Инспектор Гальвес распечатал конверт, и по столу рассыпались бумаги и фотографии, похоронив под собой скрепки и ручки. Ему было неловко в слишком узкой рубашке, которая стесняла движения. Наверное, из-за этого в жестах и во всей повадке инспектора было что-то от робота. Он закончил читать пару бумаг, украшенных печатями, и равнодушно предложил Алисии и Эстебану пачку «Винстона», но те жестом отказались. Справа сидел секретарь, он строчил на своей машинке, выстреливая длинные бешеные очереди.

— Этого человека, — инспектор показал фотографию мужчины с усами, — звали Педро Луис Бенльюре Гутьеррес, сорок восемь лет, проживал в Барселоне. Женат, трое детей. Семья все никак не может поверить в случившееся. Согласно показаниям жены, он поехал в Севилью для заключения какой-то сделки и не более того. А вы как думаете, были у него другие поводы для поездки?

— Возможно, любовница, — предположил Эстебан.

— Возможно, — подхватил инспектор с суровой улыбкой. — Хотя далековато от дома, вам не кажется? А если он приехал сюда, чтобы встретиться с вами? Но ему помешало непредвиденное стечение обстоятельств — его убили у дверей вашего дома, сеньорита.

— Благодарю вас за сеньориту, — оборвала его Алисия, — но я сеньора. По крайней мере, еще недавно была сеньорой.

Огромные, как у мясника, руки инспектора продолжали перебирать бумаги, глаза же изучали печальное лицо Алисии, отчасти скрытое солнечными очками. Только вот день был не очень подходящий для солнечных очков — дождь лил как из ведра. Стук водяных струй по крыше сливался со стуком машинки, на которой продолжал строчить секретарь.

— Сеньор Бенльюре остановился в отеле «Англия», — продолжал инспектор, — с прошлого вторника он занимал там скромную комнату. Иначе говоря, в Севилье он пробыл почти неделю. Как сообщил портье, постоялец часто звонил по телефону из номера, но и ему звонили не раз.
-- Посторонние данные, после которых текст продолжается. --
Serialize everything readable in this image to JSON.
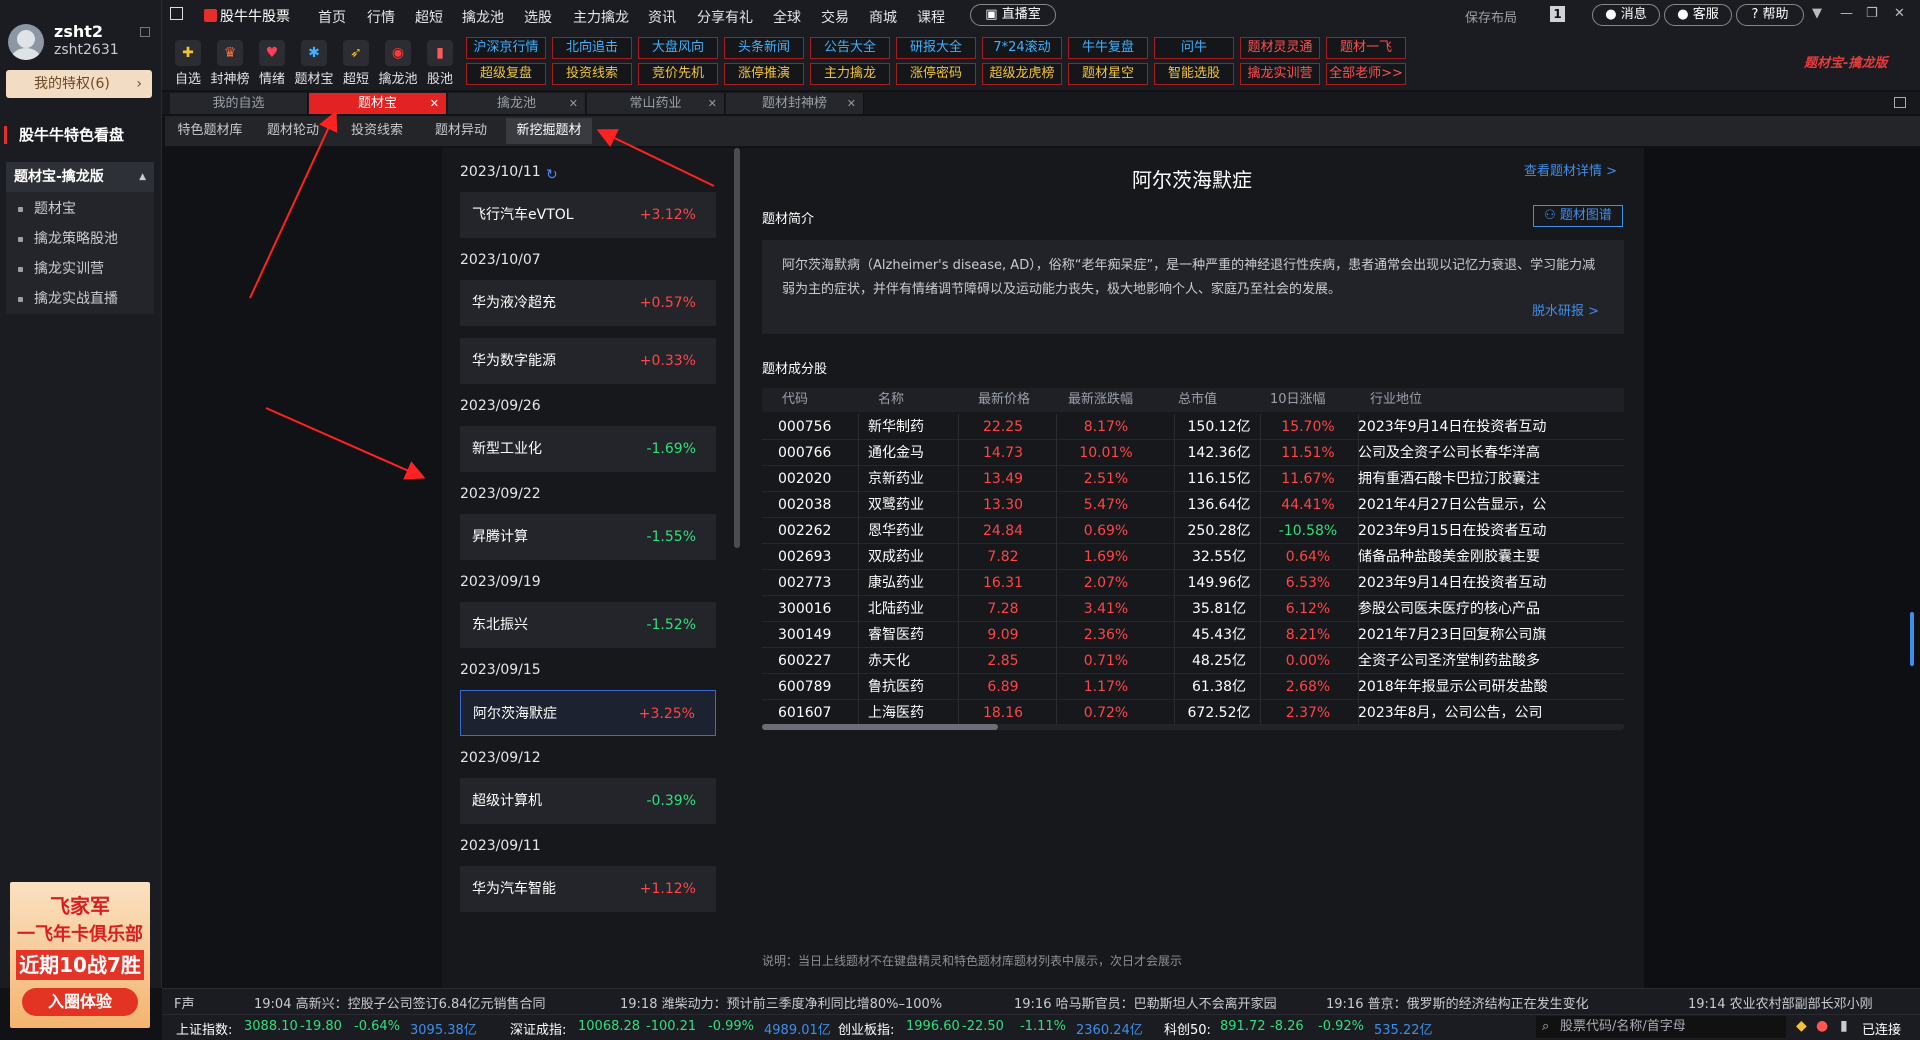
{
  "user": {
    "name": "zsht2",
    "id": "zsht2631",
    "privilege": "我的特权(6)"
  },
  "sidebar": {
    "section_title": "股牛牛特色看盘",
    "group_title": "题材宝-擒龙版",
    "items": [
      "题材宝",
      "擒龙策略股池",
      "擒龙实训营",
      "擒龙实战直播"
    ]
  },
  "ad": {
    "line1": "飞家军",
    "line2": "一飞年卡俱乐部",
    "line3": "近期10战7胜",
    "button": "入圈体验"
  },
  "topbar": {
    "brand": "股牛牛股票",
    "nav": [
      "首页",
      "行情",
      "超短",
      "擒龙池",
      "选股",
      "主力擒龙",
      "资讯",
      "分享有礼",
      "全球",
      "交易",
      "商城",
      "课程"
    ],
    "live": "直播室",
    "save_layout": "保存布局",
    "layout_num": "1",
    "messages": "消息",
    "service": "客服",
    "help": "帮助"
  },
  "toolbar": {
    "tools": [
      {
        "label": "自选",
        "icon": "plus-folder-icon"
      },
      {
        "label": "封神榜",
        "icon": "trophy-icon"
      },
      {
        "label": "情绪",
        "icon": "heart-icon"
      },
      {
        "label": "题材宝",
        "icon": "cluster-icon"
      },
      {
        "label": "超短",
        "icon": "rocket-icon"
      },
      {
        "label": "擒龙池",
        "icon": "target-icon"
      },
      {
        "label": "股池",
        "icon": "candlestick-icon"
      }
    ],
    "row1": [
      "沪深京行情",
      "北向追击",
      "大盘风向",
      "头条新闻",
      "公告大全",
      "研报大全",
      "7*24滚动",
      "牛牛复盘",
      "问牛",
      "题材灵灵通",
      "题材一飞"
    ],
    "row2": [
      "超级复盘",
      "投资线索",
      "竞价先机",
      "涨停推演",
      "主力擒龙",
      "涨停密码",
      "超级龙虎榜",
      "题材星空",
      "智能选股",
      "擒龙实训营",
      "全部老师>>"
    ],
    "badge": "题材宝-擒龙版"
  },
  "tabs": [
    "我的自选",
    "题材宝",
    "擒龙池",
    "常山药业",
    "题材封神榜"
  ],
  "subtabs": [
    "特色题材库",
    "题材轮动",
    "投资线索",
    "题材异动",
    "新挖掘题材"
  ],
  "timeline": [
    {
      "date": "2023/10/11",
      "items": [
        {
          "name": "飞行汽车eVTOL",
          "change": "+3.12%"
        }
      ]
    },
    {
      "date": "2023/10/07",
      "items": [
        {
          "name": "华为液冷超充",
          "change": "+0.57%"
        },
        {
          "name": "华为数字能源",
          "change": "+0.33%"
        }
      ]
    },
    {
      "date": "2023/09/26",
      "items": [
        {
          "name": "新型工业化",
          "change": "-1.69%"
        }
      ]
    },
    {
      "date": "2023/09/22",
      "items": [
        {
          "name": "昇腾计算",
          "change": "-1.55%"
        }
      ]
    },
    {
      "date": "2023/09/19",
      "items": [
        {
          "name": "东北振兴",
          "change": "-1.52%"
        }
      ]
    },
    {
      "date": "2023/09/15",
      "items": [
        {
          "name": "阿尔茨海默症",
          "change": "+3.25%"
        }
      ]
    },
    {
      "date": "2023/09/12",
      "items": [
        {
          "name": "超级计算机",
          "change": "-0.39%"
        }
      ]
    },
    {
      "date": "2023/09/11",
      "items": [
        {
          "name": "华为汽车智能",
          "change": "+1.12%"
        }
      ]
    }
  ],
  "detail": {
    "title": "阿尔茨海默症",
    "view_detail": "查看题材详情 >",
    "intro_label": "题材简介",
    "intro_map": "题材图谱",
    "intro_text": "阿尔茨海默病（Alzheimer's disease, AD），俗称“老年痴呆症”，是一种严重的神经退行性疾病，患者通常会出现以记忆力衰退、学习能力减弱为主的症状，并伴有情绪调节障碍以及运动能力丧失，极大地影响个人、家庭乃至社会的发展。",
    "intro_more": "脱水研报 >",
    "constituents_label": "题材成分股",
    "columns": [
      "代码",
      "名称",
      "最新价格",
      "最新涨跌幅",
      "总市值",
      "10日涨幅",
      "行业地位"
    ],
    "rows": [
      [
        "000756",
        "新华制药",
        "22.25",
        "8.17%",
        "150.12亿",
        "15.70%",
        "2023年9月14日在投资者互动"
      ],
      [
        "000766",
        "通化金马",
        "14.73",
        "10.01%",
        "142.36亿",
        "11.51%",
        "公司及全资子公司长春华洋高"
      ],
      [
        "002020",
        "京新药业",
        "13.49",
        "2.51%",
        "116.15亿",
        "11.67%",
        "拥有重酒石酸卡巴拉汀胶囊注"
      ],
      [
        "002038",
        "双鹭药业",
        "13.30",
        "5.47%",
        "136.64亿",
        "44.41%",
        "2021年4月27日公告显示，公"
      ],
      [
        "002262",
        "恩华药业",
        "24.84",
        "0.69%",
        "250.28亿",
        "-10.58%",
        "2023年9月15日在投资者互动"
      ],
      [
        "002693",
        "双成药业",
        "7.82",
        "1.69%",
        "32.55亿",
        "0.64%",
        "储备品种盐酸美金刚胶囊主要"
      ],
      [
        "002773",
        "康弘药业",
        "16.31",
        "2.07%",
        "149.96亿",
        "6.53%",
        "2023年9月14日在投资者互动"
      ],
      [
        "300016",
        "北陆药业",
        "7.28",
        "3.41%",
        "35.81亿",
        "6.12%",
        "参股公司医未医疗的核心产品"
      ],
      [
        "300149",
        "睿智医药",
        "9.09",
        "2.36%",
        "45.43亿",
        "8.21%",
        "2021年7月23日回复称公司旗"
      ],
      [
        "600227",
        "赤天化",
        "2.85",
        "0.71%",
        "48.25亿",
        "0.00%",
        "全资子公司圣济堂制药盐酸多"
      ],
      [
        "600789",
        "鲁抗医药",
        "6.89",
        "1.17%",
        "61.38亿",
        "2.68%",
        "2018年年报显示公司研发盐酸"
      ],
      [
        "601607",
        "上海医药",
        "18.16",
        "0.72%",
        "672.52亿",
        "2.37%",
        "2023年8月，公司公告，公司"
      ]
    ],
    "footnote": "说明：当日上线题材不在键盘精灵和特色题材库题材列表中展示，次日才会展示"
  },
  "ticker": {
    "label": "F声",
    "news": [
      "19:04 高新兴：控股子公司签订6.84亿元销售合同",
      "19:18 潍柴动力：预计前三季度净利同比增80%–100%",
      "19:16 哈马斯官员：巴勒斯坦人不会离开家园",
      "19:16 普京：俄罗斯的经济结构正在发生变化",
      "19:14 农业农村部副部长邓小刚"
    ]
  },
  "status": {
    "indices": [
      {
        "name": "上证指数:",
        "price": "3088.10",
        "chg": "-19.80",
        "pct": "-0.64%",
        "amt": "3095.38亿"
      },
      {
        "name": "深证成指:",
        "price": "10068.28",
        "chg": "-100.21",
        "pct": "-0.99%",
        "amt": "4989.01亿"
      },
      {
        "name": "创业板指:",
        "price": "1996.60",
        "chg": "-22.50",
        "pct": "-1.11%",
        "amt": "2360.24亿"
      },
      {
        "name": "科创50:",
        "price": "891.72",
        "chg": "-8.26",
        "pct": "-0.92%",
        "amt": "535.22亿"
      }
    ],
    "search_placeholder": "股票代码/名称/首字母",
    "connected": "已连接"
  },
  "colors": {
    "up": "#ff4545",
    "down": "#2fe07a",
    "accent": "#e32323",
    "link": "#3f8eea"
  }
}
Обычно это была женщина.

— Вот видите! — Эстебан фыркнул. — Ясно же, что любовница.

— Помолчите, — резко приказал инспектор Гальвес — А ведь этой женщиной вполне могли быть и вы, сеньора, потому что на сегодняшний день мы не установили никаких других связей Бенльюре в Севилье. Что делал этот человек у вашего подъезда? Вы показали, что он позвонил в вашу квартиру по домофону.

— Я уже объяснила вам вчера, — Алисия взяла сигарету, — он ошибся адресом.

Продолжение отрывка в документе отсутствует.